No, right now REITs have to build capital. And fast.

Empty skyscrapers dotting the landscape have always offered the most piquant symbol of economic collapse. After it was finally finished in the early 1930s, the Empire State Building became a half-empty sentinel standing over Manhattan, a reminder of the hubris of the long-gone economic boom of the 1920s (a project redeemed at first only by its observation deck tours and its featured role in King Kong). Later, there was the "Intel Shell," a half-finished Intel building in Austin, Texas. When the tech bubble burst, the company halted production in 2001, but the five-story building continued to blight the city skyline until early 2007, its rebar tentacles waving in the air, until it was finally dynamited while crowds cheered on.

It wasn't supposed to happen this time. Putting aside for a moment the overheated housing market, the bull years of the mid-2000s were not so much characterized by the rampant overbuilding of new malls, hotels, office parks and skyscrapers, say portfolio managers. Because supply was in check, some believe REITs should have been in a better position to weather a downturn.

But then came 2008. Not only were REITs slaughtered like everything else, but they dipped even farther and faster than the S&P by some measures. The SPDR Dow Jones Wilshire REIT ETF fell 42% for the year. Those declines quickly wiped out much of the breathtaking 328% returns the sector experienced from Jan. 1, 2000, to the end of 2006. From that peak in February of 2007, the index had lost 60% of its value by the end of 2008.

As it turns out, the cheap debt that has undone other sectors of the economy has stained the hands of REIT owners as well, and the sector is awash in leverage these companies are now struggling to cover at the same time the economy sours and rents plummet.

A case in point is the stunning crash of General Growth Properties, one of the largest mall owners in the country with more than 200 shopping centers. The company declared bankruptcy in April after its stock price dived by a vertiginous 97% in 2008. The reason for its Chapter 11 filing was not that it lacked cash flows, say portfolio managers, but that it had so laden itself with debt it could no longer refinance it all.
Southern California office space owner Maguire Properties is another company facing enormous debt maturities in 2009, enough that Morningstar has given both it and GGP zero fair-value estimates.

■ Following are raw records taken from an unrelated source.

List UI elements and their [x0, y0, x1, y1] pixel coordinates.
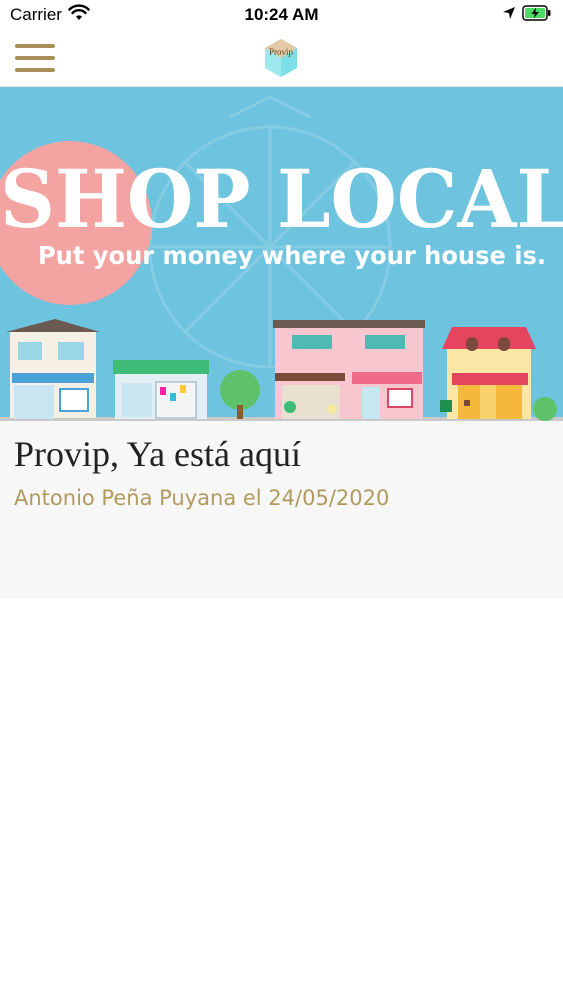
status-bar: Carrier 10:24 AM	[0, 0, 563, 30]
hero-tagline: Put your money where your house is.	[38, 241, 546, 270]
battery-charging-icon	[522, 5, 551, 21]
article-card[interactable]: Provip, Ya está aquí Antonio Peña Puyana…	[0, 421, 563, 599]
logo-text: Provip	[269, 47, 294, 57]
nav-bar: Provip	[0, 30, 563, 87]
article-author-date: Antonio Peña Puyana el 24/05/2020	[14, 486, 390, 510]
status-time: 10:24 AM	[244, 5, 319, 24]
hero-headline: SHOP LOCAL	[0, 152, 563, 246]
building-illustration	[6, 319, 100, 419]
menu-icon[interactable]	[15, 44, 55, 72]
hero-banner-image: SHOP LOCAL Put your money where your hou…	[0, 87, 563, 421]
provip-logo[interactable]: Provip	[263, 38, 299, 78]
article-title[interactable]: Provip, Ya está aquí	[14, 433, 301, 475]
location-arrow-icon	[503, 7, 515, 19]
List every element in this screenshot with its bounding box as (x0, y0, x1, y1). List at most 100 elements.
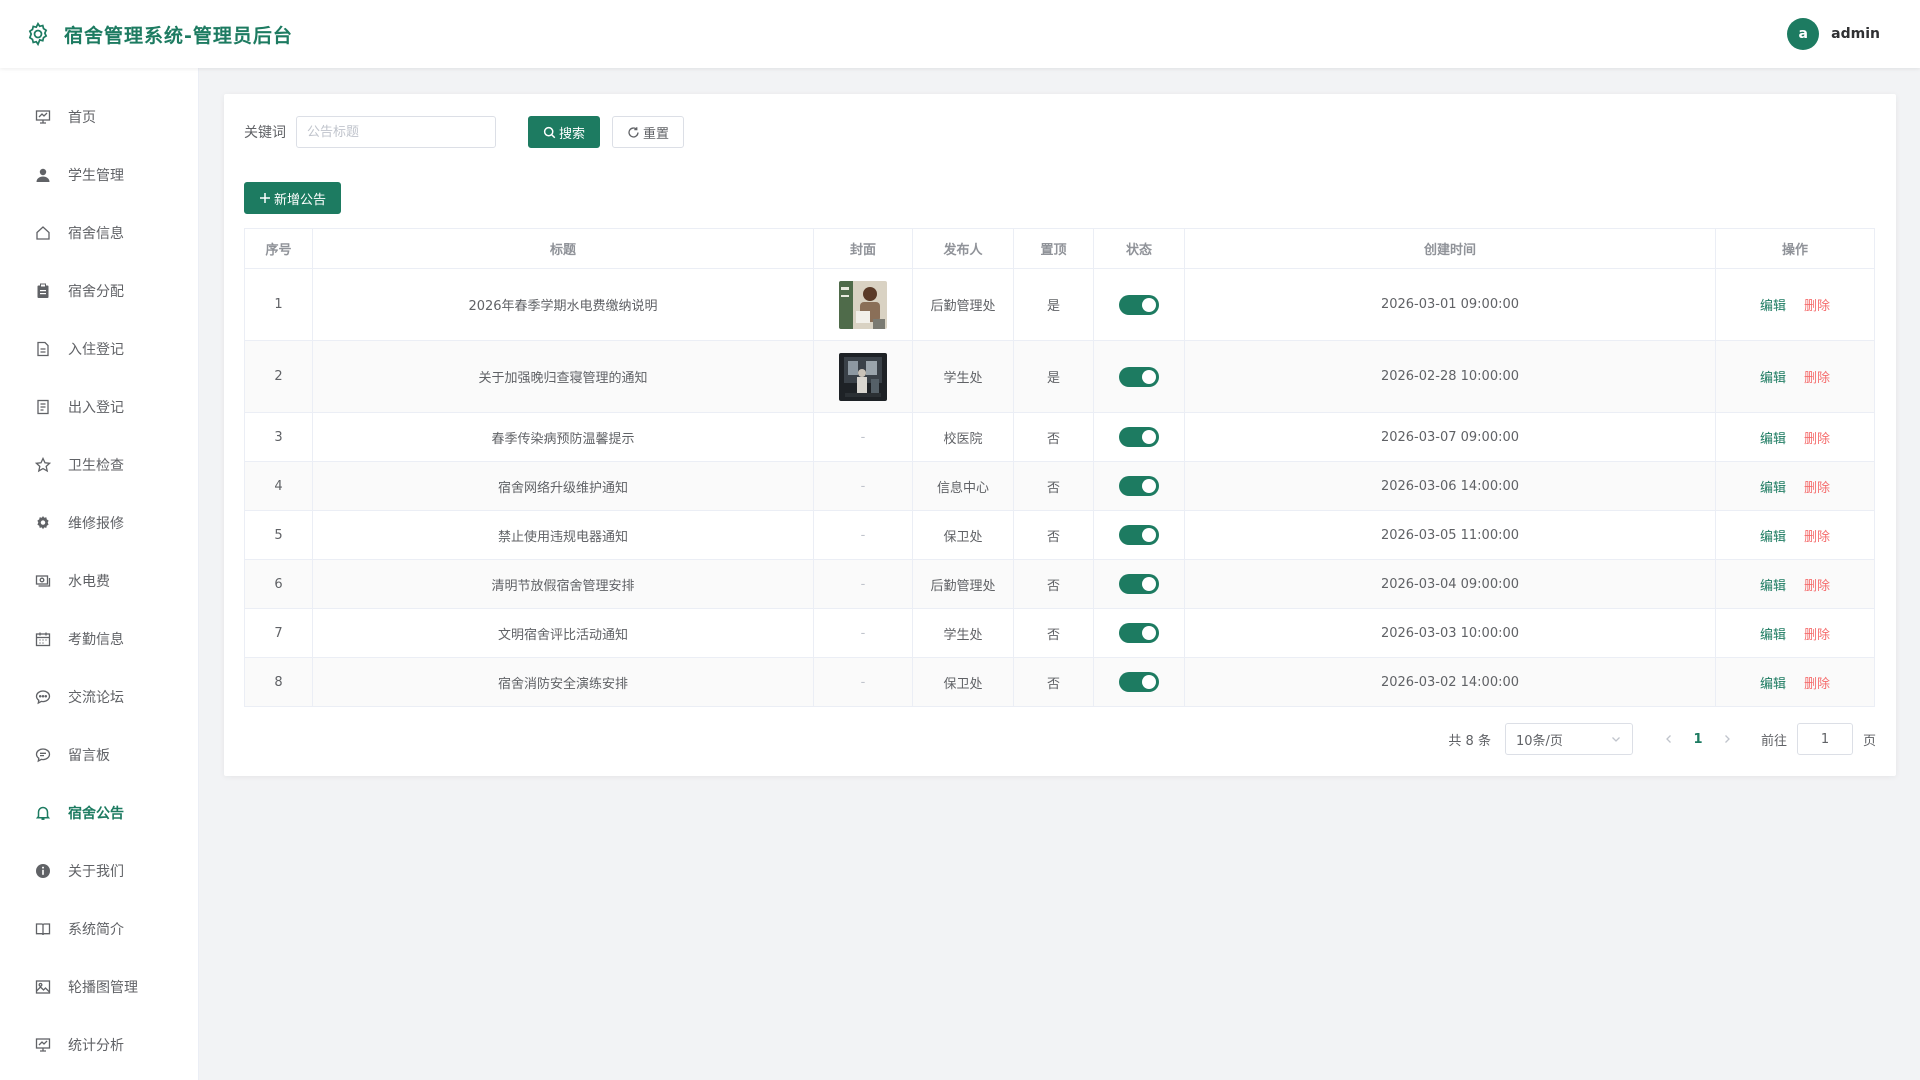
column-header: 创建时间 (1184, 228, 1716, 269)
cell-status (1093, 559, 1185, 609)
prev-page-button[interactable] (1657, 734, 1681, 744)
page-size-select[interactable]: 10条/页 (1504, 723, 1633, 755)
sidebar-item-home[interactable]: 首页 (0, 88, 198, 146)
edit-button[interactable]: 编辑 (1760, 628, 1786, 643)
status-toggle[interactable] (1119, 427, 1159, 447)
next-page-button[interactable] (1715, 734, 1739, 744)
add-notice-button[interactable]: 新增公告 (244, 182, 342, 214)
edit-button[interactable]: 编辑 (1760, 371, 1786, 386)
sidebar-item-repairs[interactable]: 维修报修 (0, 494, 198, 552)
cell-title: 宿舍消防安全演练安排 (312, 657, 814, 707)
status-toggle[interactable] (1119, 672, 1159, 692)
cover-image[interactable] (839, 280, 887, 329)
goto-label: 前往 (1760, 733, 1787, 749)
sidebar-item-system-intro[interactable]: 系统简介 (0, 900, 198, 958)
cover-image[interactable] (839, 352, 887, 401)
sidebar-item-carousel[interactable]: 轮播图管理 (0, 958, 198, 1016)
gear-icon (34, 514, 52, 532)
status-toggle[interactable] (1119, 574, 1159, 594)
notice-table: 序号 标题 封面 发布人 置顶 状态 创建时间 操作 1 2026年春季学期水电… (244, 228, 1875, 707)
cell-publisher: 保卫处 (912, 510, 1014, 560)
gear-icon (24, 20, 52, 48)
reset-button[interactable]: 重置 (612, 116, 685, 148)
table-row: 3 春季传染病预防温馨提示 - 校医院 否 2026-03-07 09:00:0… (244, 412, 1875, 462)
table-row: 7 文明宿舍评比活动通知 - 学生处 否 2026-03-03 10:00:00… (244, 608, 1875, 658)
cell-cover: - (813, 461, 913, 511)
edit-button[interactable]: 编辑 (1760, 299, 1786, 314)
delete-button[interactable]: 删除 (1804, 579, 1830, 594)
cell-publisher: 保卫处 (912, 657, 1014, 707)
search-button[interactable]: 搜索 (528, 116, 601, 148)
tickets-icon (34, 398, 52, 416)
app-title: 宿舍管理系统-管理员后台 (64, 24, 293, 47)
sidebar-item-dorm-info[interactable]: 宿舍信息 (0, 204, 198, 262)
cell-index: 7 (244, 608, 313, 658)
cell-created: 2026-03-02 14:00:00 (1184, 657, 1716, 707)
status-toggle[interactable] (1119, 294, 1159, 315)
sidebar-item-access-log[interactable]: 出入登记 (0, 378, 198, 436)
edit-button[interactable]: 编辑 (1760, 481, 1786, 496)
status-toggle[interactable] (1119, 623, 1159, 643)
chevron-left-icon (1666, 735, 1671, 743)
toolbar: 新增公告 (244, 182, 1876, 214)
cell-title: 宿舍网络升级维护通知 (312, 461, 814, 511)
cell-pinned: 是 (1013, 268, 1094, 341)
cell-actions: 编辑 删除 (1715, 608, 1875, 658)
status-toggle[interactable] (1119, 476, 1159, 496)
picture-icon (34, 978, 52, 996)
refresh-icon (628, 126, 639, 138)
cell-title: 春季传染病预防温馨提示 (312, 412, 814, 462)
cell-publisher: 学生处 (912, 340, 1014, 413)
sidebar-item-utilities[interactable]: 水电费 (0, 552, 198, 610)
sidebar-item-message-board[interactable]: 留言板 (0, 726, 198, 784)
cell-index: 5 (244, 510, 313, 560)
user-menu[interactable]: a admin (1787, 18, 1880, 50)
sidebar-item-statistics[interactable]: 统计分析 (0, 1016, 198, 1074)
sidebar-item-hygiene[interactable]: 卫生检查 (0, 436, 198, 494)
keyword-input[interactable] (296, 116, 496, 148)
edit-button[interactable]: 编辑 (1760, 677, 1786, 692)
house-icon (34, 224, 52, 242)
delete-button[interactable]: 删除 (1804, 371, 1830, 386)
money-icon (34, 572, 52, 590)
edit-button[interactable]: 编辑 (1760, 432, 1786, 447)
edit-button[interactable]: 编辑 (1760, 579, 1786, 594)
search-icon (543, 126, 556, 138)
username[interactable]: admin (1831, 26, 1880, 42)
delete-button[interactable]: 删除 (1804, 677, 1830, 692)
sidebar-item-dorm-notices[interactable]: 宿舍公告 (0, 784, 198, 842)
sidebar-item-forum[interactable]: 交流论坛 (0, 668, 198, 726)
cell-status (1093, 657, 1185, 707)
edit-button[interactable]: 编辑 (1760, 530, 1786, 545)
avatar[interactable]: a (1787, 18, 1820, 50)
delete-button[interactable]: 删除 (1804, 628, 1830, 643)
cell-pinned: 否 (1013, 461, 1094, 511)
table-row: 8 宿舍消防安全演练安排 - 保卫处 否 2026-03-02 14:00:00… (244, 657, 1875, 707)
keyword-label: 关键词 (244, 125, 286, 141)
info-icon (34, 862, 52, 880)
status-toggle[interactable] (1119, 366, 1159, 387)
document-icon (34, 340, 52, 358)
cell-created: 2026-03-03 10:00:00 (1184, 608, 1716, 658)
table-row: 4 宿舍网络升级维护通知 - 信息中心 否 2026-03-06 14:00:0… (244, 461, 1875, 511)
status-toggle[interactable] (1119, 525, 1159, 545)
sidebar-item-about[interactable]: 关于我们 (0, 842, 198, 900)
sidebar-item-checkin[interactable]: 入住登记 (0, 320, 198, 378)
delete-button[interactable]: 删除 (1804, 432, 1830, 447)
delete-button[interactable]: 删除 (1804, 530, 1830, 545)
cell-title: 文明宿舍评比活动通知 (312, 608, 814, 658)
calendar-icon (34, 630, 52, 648)
search-bar: 关键词 搜索 重置 (244, 116, 1876, 148)
pagination: 共 8 条 10条/页 1 前往 页 (244, 723, 1876, 755)
page-number-current[interactable]: 1 (1681, 732, 1715, 747)
goto-page-input[interactable] (1796, 723, 1853, 755)
cell-publisher: 后勤管理处 (912, 268, 1014, 341)
add-notice-label: 新增公告 (274, 192, 327, 208)
delete-button[interactable]: 删除 (1804, 299, 1830, 314)
delete-button[interactable]: 删除 (1804, 481, 1830, 496)
sidebar-item-attendance[interactable]: 考勤信息 (0, 610, 198, 668)
cell-status (1093, 608, 1185, 658)
sidebar-item-dorm-assign[interactable]: 宿舍分配 (0, 262, 198, 320)
cell-pinned: 否 (1013, 412, 1094, 462)
sidebar-item-students[interactable]: 学生管理 (0, 146, 198, 204)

"General Growth is basically one of the worst, if not the worst, in this space," says Morningstar equity analyst Joel Bloomer. "Their issue was
being overleveraged and having a lot of debt come due at the worst possible time. Maguire is very similar to General Growth. They just way over-levered kind of at the peak of the bubble, and they paid too high of a price with a huge amount of debt for properties they acquired."

Other REITs, using the lubrication of easy lending terms to pursue growth, are now going to have to spend time bulldozing the bad stuff off their books-at a time when banks have frozen lending and are not as liable to refinance.  

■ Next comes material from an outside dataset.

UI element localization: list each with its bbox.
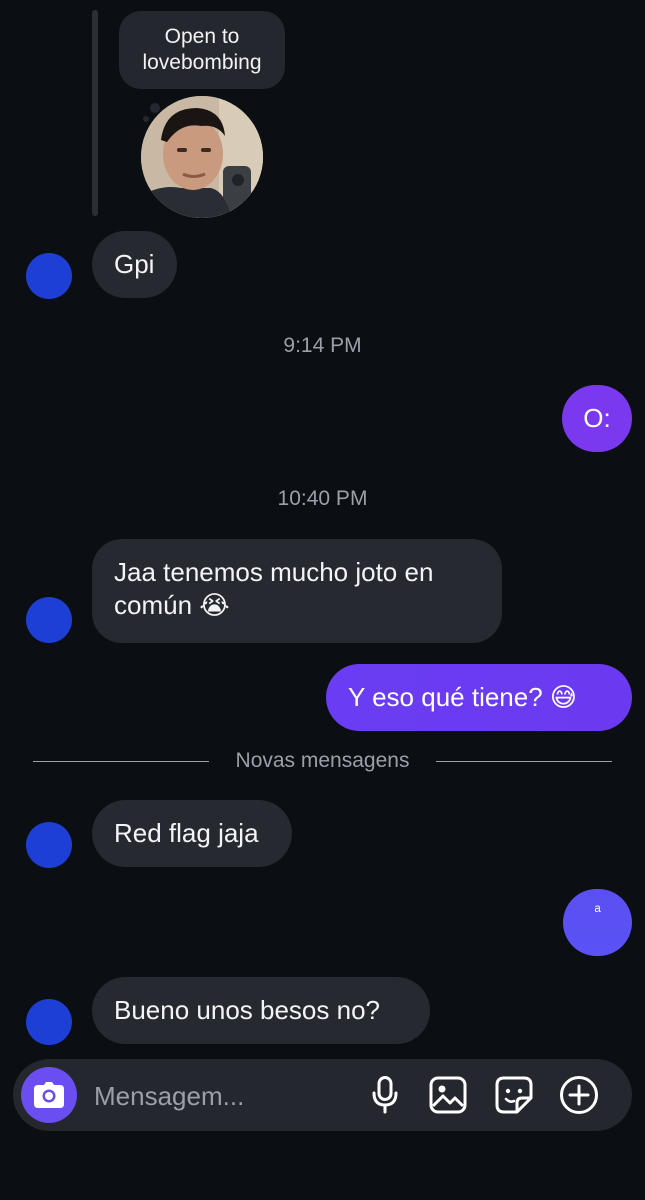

Meanwhile, the bad economy has crimped need for retail space, hotel space, and office space, making for scarcer occupants, pruned rental income and diminishing real estate value. Thus REITs have been whipsawed, finding themselves having to go out and find more loans when the value of their collateral has fallen. The regular method of rebuilding capital-dumping property-is hard to do when everyone's got buildings on the block.